Inclusion of all randomised participants

  • Yes ‐ included all randomised participants.

  • Unclear ‐ did not mention.

  • No ‐ did not include all randomised participants.

We will use the GRADE approach to evaluate the quality of evidence for outcomes. We will downgrade or upgrade quality level of studies depending on the presence of the following factors according to the guidelines of Cochrane Handbook 5.0.0 (Higgins 2008):

Downregulation

  • Limitations in the design and implementation.

  • Indirectness of evidence.

  • Unexplained heterogeneity or inconsistency of results.

  • Imprecision of results.

  • High probability of publication bias.

Upregulation

  • Large magnitude of effect.

  • All plausible confounding.

  • Dose‐response gradient.

Differences will be resolved by discussion among the review authors or by consulting the Cochrane Gynaecological Cancer Cancer Review Group. Authors will be blinded to the articles' authors, their institutions, the source of funding, acknowledgments and the results.
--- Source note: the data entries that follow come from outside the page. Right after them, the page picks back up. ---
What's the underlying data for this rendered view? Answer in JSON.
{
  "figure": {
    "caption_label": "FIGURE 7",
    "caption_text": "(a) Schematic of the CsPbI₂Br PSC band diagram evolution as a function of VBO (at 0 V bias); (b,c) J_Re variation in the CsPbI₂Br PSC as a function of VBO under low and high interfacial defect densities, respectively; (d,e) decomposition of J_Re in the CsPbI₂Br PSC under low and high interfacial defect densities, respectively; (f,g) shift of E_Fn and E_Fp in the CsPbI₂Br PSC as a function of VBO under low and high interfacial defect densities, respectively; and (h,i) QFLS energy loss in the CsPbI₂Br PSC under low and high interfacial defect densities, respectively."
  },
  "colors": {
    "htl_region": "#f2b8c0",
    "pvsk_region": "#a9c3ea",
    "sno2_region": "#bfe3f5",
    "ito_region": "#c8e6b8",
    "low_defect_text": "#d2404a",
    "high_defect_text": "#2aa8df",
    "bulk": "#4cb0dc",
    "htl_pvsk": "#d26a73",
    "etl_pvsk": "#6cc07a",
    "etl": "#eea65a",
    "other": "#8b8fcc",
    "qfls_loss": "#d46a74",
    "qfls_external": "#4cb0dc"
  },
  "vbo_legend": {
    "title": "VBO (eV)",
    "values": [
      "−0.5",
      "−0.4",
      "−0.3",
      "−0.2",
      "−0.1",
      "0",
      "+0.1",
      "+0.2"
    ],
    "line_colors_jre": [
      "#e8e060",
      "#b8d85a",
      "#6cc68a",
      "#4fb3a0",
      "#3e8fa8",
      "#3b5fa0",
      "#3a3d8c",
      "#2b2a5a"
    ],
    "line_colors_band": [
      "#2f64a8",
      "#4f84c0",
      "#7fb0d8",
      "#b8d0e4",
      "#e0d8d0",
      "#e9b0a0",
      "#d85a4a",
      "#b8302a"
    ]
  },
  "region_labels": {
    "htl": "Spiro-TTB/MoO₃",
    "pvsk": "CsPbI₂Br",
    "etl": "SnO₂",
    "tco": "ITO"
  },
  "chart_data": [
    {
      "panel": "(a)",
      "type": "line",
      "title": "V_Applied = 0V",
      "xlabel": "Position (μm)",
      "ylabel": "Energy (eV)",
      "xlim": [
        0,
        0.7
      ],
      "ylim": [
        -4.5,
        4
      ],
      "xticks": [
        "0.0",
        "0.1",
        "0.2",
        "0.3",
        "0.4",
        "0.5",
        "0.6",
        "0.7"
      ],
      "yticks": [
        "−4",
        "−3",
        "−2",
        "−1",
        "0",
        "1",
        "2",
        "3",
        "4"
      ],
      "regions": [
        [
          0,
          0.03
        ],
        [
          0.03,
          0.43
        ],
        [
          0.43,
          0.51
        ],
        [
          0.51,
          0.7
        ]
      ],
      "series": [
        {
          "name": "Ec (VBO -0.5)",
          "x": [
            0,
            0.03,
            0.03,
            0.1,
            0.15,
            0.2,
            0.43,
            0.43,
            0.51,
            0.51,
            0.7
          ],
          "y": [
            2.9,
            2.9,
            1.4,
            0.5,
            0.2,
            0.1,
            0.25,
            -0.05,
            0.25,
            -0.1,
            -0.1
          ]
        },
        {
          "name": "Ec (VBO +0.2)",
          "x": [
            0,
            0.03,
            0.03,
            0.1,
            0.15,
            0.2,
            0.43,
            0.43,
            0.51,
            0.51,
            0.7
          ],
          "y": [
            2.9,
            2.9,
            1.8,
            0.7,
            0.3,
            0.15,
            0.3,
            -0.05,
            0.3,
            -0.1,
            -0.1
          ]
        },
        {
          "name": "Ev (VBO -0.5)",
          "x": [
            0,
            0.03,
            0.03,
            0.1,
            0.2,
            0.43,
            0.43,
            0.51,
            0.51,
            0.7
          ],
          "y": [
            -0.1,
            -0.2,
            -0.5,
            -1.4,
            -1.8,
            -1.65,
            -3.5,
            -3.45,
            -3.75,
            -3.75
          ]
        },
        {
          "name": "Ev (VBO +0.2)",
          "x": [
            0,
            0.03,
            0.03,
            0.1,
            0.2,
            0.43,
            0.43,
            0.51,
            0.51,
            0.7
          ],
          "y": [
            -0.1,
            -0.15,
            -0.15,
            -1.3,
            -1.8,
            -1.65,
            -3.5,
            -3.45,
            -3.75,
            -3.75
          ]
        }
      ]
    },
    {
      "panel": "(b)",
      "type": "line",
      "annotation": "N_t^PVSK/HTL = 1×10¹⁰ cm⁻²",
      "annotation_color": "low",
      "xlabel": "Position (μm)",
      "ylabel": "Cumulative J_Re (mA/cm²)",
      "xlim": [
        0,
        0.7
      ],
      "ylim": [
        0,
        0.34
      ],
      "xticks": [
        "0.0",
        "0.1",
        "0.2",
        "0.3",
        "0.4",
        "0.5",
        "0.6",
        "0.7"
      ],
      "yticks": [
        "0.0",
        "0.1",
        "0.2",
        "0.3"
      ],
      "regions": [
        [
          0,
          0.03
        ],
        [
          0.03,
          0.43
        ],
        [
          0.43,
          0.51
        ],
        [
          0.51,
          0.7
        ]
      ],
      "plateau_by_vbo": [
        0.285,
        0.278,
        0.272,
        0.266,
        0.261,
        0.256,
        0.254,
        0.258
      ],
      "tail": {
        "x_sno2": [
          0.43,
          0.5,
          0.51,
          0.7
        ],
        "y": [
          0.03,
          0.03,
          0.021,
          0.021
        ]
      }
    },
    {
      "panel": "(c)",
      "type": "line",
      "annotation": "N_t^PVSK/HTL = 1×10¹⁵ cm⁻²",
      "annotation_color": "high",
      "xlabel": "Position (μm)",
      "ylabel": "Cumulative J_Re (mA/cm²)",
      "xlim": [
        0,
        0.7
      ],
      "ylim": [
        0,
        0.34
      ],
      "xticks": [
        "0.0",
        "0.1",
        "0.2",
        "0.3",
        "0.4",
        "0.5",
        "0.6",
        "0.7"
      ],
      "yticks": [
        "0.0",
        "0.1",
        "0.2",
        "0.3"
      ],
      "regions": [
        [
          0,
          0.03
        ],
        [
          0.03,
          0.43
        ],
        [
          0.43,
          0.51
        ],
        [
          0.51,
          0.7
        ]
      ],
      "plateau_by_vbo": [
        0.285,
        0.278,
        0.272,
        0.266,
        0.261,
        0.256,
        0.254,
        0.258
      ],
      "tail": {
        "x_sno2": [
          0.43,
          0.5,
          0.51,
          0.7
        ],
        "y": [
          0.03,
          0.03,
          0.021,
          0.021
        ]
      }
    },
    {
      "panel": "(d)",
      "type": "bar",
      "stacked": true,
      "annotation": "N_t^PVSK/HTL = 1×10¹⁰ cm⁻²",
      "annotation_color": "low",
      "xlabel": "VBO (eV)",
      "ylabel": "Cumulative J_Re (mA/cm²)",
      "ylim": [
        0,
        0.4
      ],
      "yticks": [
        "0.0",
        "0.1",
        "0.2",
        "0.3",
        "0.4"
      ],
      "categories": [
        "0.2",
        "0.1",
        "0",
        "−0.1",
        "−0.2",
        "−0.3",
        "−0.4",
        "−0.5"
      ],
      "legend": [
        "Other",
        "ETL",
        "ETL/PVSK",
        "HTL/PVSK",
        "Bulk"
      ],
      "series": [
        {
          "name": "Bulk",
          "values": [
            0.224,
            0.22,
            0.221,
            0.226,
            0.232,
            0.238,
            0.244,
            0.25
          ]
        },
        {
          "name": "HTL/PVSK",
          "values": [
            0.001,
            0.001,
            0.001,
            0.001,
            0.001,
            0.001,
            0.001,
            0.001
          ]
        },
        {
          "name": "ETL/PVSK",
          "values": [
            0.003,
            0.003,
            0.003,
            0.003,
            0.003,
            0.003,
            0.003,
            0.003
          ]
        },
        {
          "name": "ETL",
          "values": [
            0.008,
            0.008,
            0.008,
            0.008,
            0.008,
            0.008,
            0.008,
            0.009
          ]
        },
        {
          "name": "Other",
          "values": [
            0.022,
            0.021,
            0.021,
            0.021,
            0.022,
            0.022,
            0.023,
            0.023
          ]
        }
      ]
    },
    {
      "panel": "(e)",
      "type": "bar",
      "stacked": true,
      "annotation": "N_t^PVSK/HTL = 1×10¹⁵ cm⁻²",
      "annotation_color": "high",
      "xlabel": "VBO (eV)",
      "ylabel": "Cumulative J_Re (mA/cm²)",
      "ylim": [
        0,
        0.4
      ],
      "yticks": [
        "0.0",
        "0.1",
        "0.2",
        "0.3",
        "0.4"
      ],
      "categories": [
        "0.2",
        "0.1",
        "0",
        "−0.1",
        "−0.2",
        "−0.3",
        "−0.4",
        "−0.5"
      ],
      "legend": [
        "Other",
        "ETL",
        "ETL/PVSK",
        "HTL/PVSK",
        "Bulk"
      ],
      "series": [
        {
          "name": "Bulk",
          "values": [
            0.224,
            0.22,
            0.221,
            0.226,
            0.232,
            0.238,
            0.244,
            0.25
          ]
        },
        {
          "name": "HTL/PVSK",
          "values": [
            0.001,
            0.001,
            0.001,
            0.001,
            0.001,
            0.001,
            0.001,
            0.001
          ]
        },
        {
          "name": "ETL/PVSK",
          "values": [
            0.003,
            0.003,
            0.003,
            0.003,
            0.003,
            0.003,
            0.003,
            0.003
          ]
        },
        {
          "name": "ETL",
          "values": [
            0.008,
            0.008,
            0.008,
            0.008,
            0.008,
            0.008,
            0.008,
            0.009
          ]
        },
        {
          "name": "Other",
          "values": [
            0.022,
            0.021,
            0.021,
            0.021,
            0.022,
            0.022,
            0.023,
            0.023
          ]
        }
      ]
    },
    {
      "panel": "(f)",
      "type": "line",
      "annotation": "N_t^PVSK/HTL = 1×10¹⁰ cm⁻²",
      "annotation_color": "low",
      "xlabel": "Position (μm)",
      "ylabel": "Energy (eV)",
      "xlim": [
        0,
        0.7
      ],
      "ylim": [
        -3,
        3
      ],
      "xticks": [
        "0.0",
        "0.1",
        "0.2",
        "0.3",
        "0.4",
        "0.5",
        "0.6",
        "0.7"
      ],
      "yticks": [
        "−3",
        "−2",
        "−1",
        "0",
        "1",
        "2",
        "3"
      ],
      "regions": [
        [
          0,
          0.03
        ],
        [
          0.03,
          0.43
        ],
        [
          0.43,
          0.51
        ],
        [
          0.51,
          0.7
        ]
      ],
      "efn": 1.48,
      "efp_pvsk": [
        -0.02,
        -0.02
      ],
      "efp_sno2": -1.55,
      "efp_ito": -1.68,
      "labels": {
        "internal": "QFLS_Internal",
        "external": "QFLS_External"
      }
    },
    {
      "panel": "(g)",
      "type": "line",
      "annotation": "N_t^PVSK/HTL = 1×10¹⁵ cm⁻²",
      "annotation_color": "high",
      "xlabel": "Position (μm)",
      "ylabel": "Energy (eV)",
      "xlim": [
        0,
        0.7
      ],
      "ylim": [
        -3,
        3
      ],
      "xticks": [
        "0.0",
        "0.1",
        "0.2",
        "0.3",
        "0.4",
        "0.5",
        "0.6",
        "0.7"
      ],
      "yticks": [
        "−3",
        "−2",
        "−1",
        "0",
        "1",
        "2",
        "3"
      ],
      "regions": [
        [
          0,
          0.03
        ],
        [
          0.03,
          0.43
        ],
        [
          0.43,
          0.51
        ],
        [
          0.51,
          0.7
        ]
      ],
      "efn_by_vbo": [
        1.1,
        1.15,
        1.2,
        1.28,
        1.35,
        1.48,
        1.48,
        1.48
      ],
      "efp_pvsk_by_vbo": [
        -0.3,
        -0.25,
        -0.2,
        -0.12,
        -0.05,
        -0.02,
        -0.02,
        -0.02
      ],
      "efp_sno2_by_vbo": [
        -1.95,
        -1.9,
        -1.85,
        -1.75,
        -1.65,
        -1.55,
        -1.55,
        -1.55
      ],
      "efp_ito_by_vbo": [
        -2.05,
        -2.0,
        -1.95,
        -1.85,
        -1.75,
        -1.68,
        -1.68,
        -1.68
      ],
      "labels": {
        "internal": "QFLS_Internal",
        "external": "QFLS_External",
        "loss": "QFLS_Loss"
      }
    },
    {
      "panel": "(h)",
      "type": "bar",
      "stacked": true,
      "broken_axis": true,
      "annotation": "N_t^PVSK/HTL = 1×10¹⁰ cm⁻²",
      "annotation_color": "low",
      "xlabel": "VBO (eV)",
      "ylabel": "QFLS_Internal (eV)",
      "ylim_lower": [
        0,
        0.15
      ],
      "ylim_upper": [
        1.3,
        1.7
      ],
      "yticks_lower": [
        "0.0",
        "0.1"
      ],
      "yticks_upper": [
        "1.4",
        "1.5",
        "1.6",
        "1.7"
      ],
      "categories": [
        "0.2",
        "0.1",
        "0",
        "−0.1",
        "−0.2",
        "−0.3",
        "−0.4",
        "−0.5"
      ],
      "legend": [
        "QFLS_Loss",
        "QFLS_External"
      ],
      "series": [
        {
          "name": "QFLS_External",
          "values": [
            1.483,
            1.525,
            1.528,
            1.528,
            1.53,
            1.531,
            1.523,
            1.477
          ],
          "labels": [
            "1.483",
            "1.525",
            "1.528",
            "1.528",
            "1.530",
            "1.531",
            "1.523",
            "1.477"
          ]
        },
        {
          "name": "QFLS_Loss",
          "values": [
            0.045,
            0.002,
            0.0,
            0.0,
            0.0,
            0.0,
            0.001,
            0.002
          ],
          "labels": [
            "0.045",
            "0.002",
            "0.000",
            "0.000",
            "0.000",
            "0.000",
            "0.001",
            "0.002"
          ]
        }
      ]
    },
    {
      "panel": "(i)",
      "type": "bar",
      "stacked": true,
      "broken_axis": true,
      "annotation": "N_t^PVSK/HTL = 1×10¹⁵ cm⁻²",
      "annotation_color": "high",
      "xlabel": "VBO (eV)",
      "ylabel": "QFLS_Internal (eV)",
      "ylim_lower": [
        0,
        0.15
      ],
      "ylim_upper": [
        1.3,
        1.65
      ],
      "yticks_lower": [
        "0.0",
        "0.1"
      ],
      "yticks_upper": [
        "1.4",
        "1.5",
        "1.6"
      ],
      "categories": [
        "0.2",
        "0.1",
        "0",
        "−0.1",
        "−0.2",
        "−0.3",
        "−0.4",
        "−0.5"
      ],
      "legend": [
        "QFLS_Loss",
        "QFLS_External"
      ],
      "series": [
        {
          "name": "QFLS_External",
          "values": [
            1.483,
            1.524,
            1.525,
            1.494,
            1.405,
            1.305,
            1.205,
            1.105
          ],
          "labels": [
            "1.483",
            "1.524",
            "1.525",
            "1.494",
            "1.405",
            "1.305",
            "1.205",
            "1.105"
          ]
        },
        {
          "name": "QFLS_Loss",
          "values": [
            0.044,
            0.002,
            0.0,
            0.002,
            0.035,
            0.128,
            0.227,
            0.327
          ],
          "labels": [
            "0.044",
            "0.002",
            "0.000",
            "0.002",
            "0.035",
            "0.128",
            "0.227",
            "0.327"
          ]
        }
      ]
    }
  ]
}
Measures of treatment effect

We will compare outcome measures for binary data using relative risks (RR). For continuous data, we will use the mean difference (MD). If continuous data have been reported using geometric means, we will combine the findings on a log scale and report on the original scale. We will report medians and ranges in tables only.

Unit of analysis issues

For cluster‐RCTs particular risk of bias will be considered. Effective sample size method or inflating standard error method will be used to do meta‐analysis depending on the information attracted. Sensitivity analyses will be conducted to investigate the robustness of the conclusion.
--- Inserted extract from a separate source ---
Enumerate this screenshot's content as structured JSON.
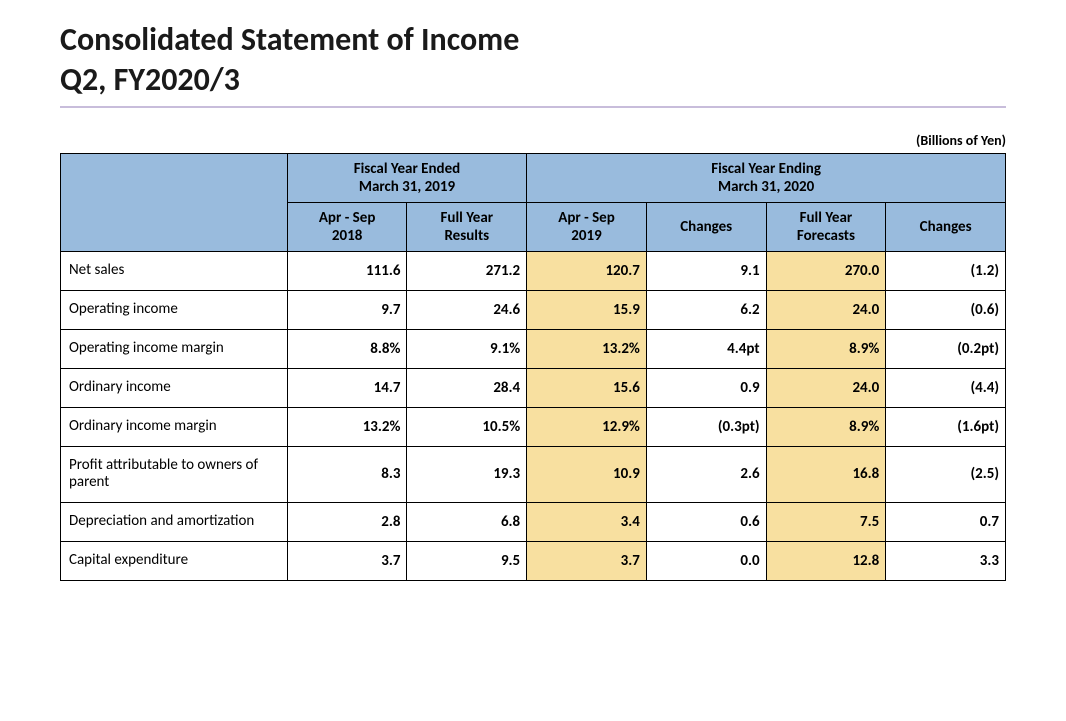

For cross‐over trials the suitability and particular risk of bias will be assessed. Paired analysis will be conducted.

For studies with more than two intervention groups the most relevant group would be determined first and then groups will be combined to create a single pair‐wise comparison in order to overcome a unit‐of‐analysis error.

Dealing with missing data

We will not impute missing outcome data for the primary outcome. If data are missing or only imputed data are reported we will contact trial authors to request data on the outcomes only among participants who were assessed.

Assessment of heterogeneity

We will measure heterogeneity visually or using I² statistic. If there is considerable heterogeneity meta‐analysis will not be attempted.

Assessment of reporting biases

Potential bias will be tested for using a funnel plot or other corrective analytical methods, depending on the number of clinical trials included in the systematic review.

Data synthesis

Where it is appropriate to pool data and heterogeneity is detected, we will use the random‐effects model for meta‐analysis.

Subgroup analysis and investigation of heterogeneity

We intend to explore the following potential sources of heterogeneity using subgroup analyses. Subgroup analyses may be based on the following:

1. The patients' age at treatment.
2. Types of diseases.
3. Types of chemotherapy agents.
4. Chemotherapy regimen: types, dose, and duration.
5. Onset of GnRH analogues supplementation.
6. Types of GnRH analogues.
7. Regimen of GnRH analogues.

The outcome measures will be discussed according to the above subgroups.

Sensitivity analysis

If necessary, we will exclude studies with lower methodological quality to examine the effects of it, or poor assumptions will be made about missing outcomes to do sensitivity analysis.